EVEN LESS THAN MEETS THE EYE.... We talked earlier about the Republican budget-cut proposal, which reduces funding for, among other things, the Safe Routes to Schools program. It's part of what CNN is describing as a GOP plan to "cut spending by $375 billion over the next five years."

Putting aside the merit of specific spending measures, there's a more obvious problem with the Republican plan -- it doesn't even come close to cutting $375 billion over the next five years.

Tim Fernholz took a closer look at the proposal and found that the congressional minority actually aims for $23 billion in cuts over five years. (The $375 billion figure is only off by a factor of 15). Here's Tim's breakdown of the plan:

We'll worry about the specifics later. The GOP proposes capping discretionary spending on a variety of domestic priorities, from veterans to education and roads, which is certainly one way to stop spending, even if it's a foolish one. But the GOP doesn't even bother to specify what programs would get cut. So a "real budget cut" apparently means promising to spend less in the future and not saying how you would do it. The last time the GOP proposed this kind of fuzzy thinking, they were ridiculed by reporters. This proposal is not going to get anywhere in congress, so subtract $317 billion from the GOP number.

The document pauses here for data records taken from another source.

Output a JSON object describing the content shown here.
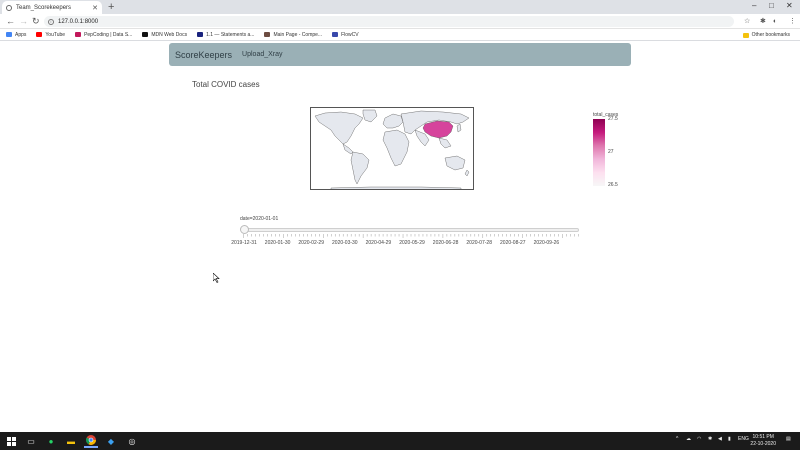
{
  "browser": {
    "tab_title": "Team_Scorekeepers",
    "new_tab_symbol": "+",
    "url": "127.0.0.1:8000",
    "window_controls": {
      "minimize": "–",
      "maximize": "□",
      "close": "✕"
    },
    "bookmarks": [
      {
        "label": "Apps",
        "color": "#4285f4"
      },
      {
        "label": "YouTube",
        "color": "#ff0000"
      },
      {
        "label": "PepCoding | Data S...",
        "color": "#c2185b"
      },
      {
        "label": "MDN Web Docs",
        "color": "#111111"
      },
      {
        "label": "1.1 — Statements a...",
        "color": "#1a237e"
      },
      {
        "label": "Main Page - Compe...",
        "color": "#6d4c41"
      },
      {
        "label": "FlowCV",
        "color": "#3949ab"
      }
    ],
    "other_bookmarks": "Other bookmarks"
  },
  "navbar": {
    "brand": "ScoreKeepers",
    "link": "Upload_Xray"
  },
  "chart": {
    "title": "Total COVID cases",
    "colorbar_title": "total_cases",
    "colorbar_ticks": [
      "27.5",
      "27",
      "26.5"
    ],
    "highlight_color": "#d6449c",
    "slider_current": "date=2020-01-01",
    "slider_dates": [
      "2019-12-31",
      "2020-01-30",
      "2020-02-29",
      "2020-03-30",
      "2020-04-29",
      "2020-05-29",
      "2020-06-28",
      "2020-07-28",
      "2020-08-27",
      "2020-09-26"
    ]
  },
  "chart_data": {
    "type": "choropleth",
    "title": "Total COVID cases",
    "colorbar": {
      "title": "total_cases",
      "range": [
        26.5,
        27.5
      ],
      "ticks": [
        27.5,
        27,
        26.5
      ]
    },
    "regions": [
      {
        "name": "China",
        "value": 27
      }
    ],
    "animation_frame": "date=2020-01-01",
    "frames": [
      "2019-12-31",
      "2020-01-30",
      "2020-02-29",
      "2020-03-30",
      "2020-04-29",
      "2020-05-29",
      "2020-06-28",
      "2020-07-28",
      "2020-08-27",
      "2020-09-26"
    ]
  },
  "taskbar": {
    "language": "ENG",
    "time": "10:51 PM",
    "date": "22-10-2020"
  }
}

What, you're already doing that? The Republicans are promising to use repaid TARP funding for deficit reduction. It's a good idea -- so good, in fact, that it's already worked into the budget. TARP repayments are already set to go back into the Treasury and aren't earmarked for any other purpose. Subtract $45 billion from the GOP number.

So, after over a month of budget scrutiny, House Republican leaders have come up with a plan that would cut federal spending by about $5 billion a year -- far less than the White House plan to reduce spending.

This seems to fit in with the larger pattern of GOP House members being fundamentally unserious about budget issues. Remember their idea about a five-year spending freeze? Or their alternative budget with inexplicable charts and no numbers?

They really should just give up.

Steve Benen 4:15 PM Permalink | Trackbacks | Comments (12)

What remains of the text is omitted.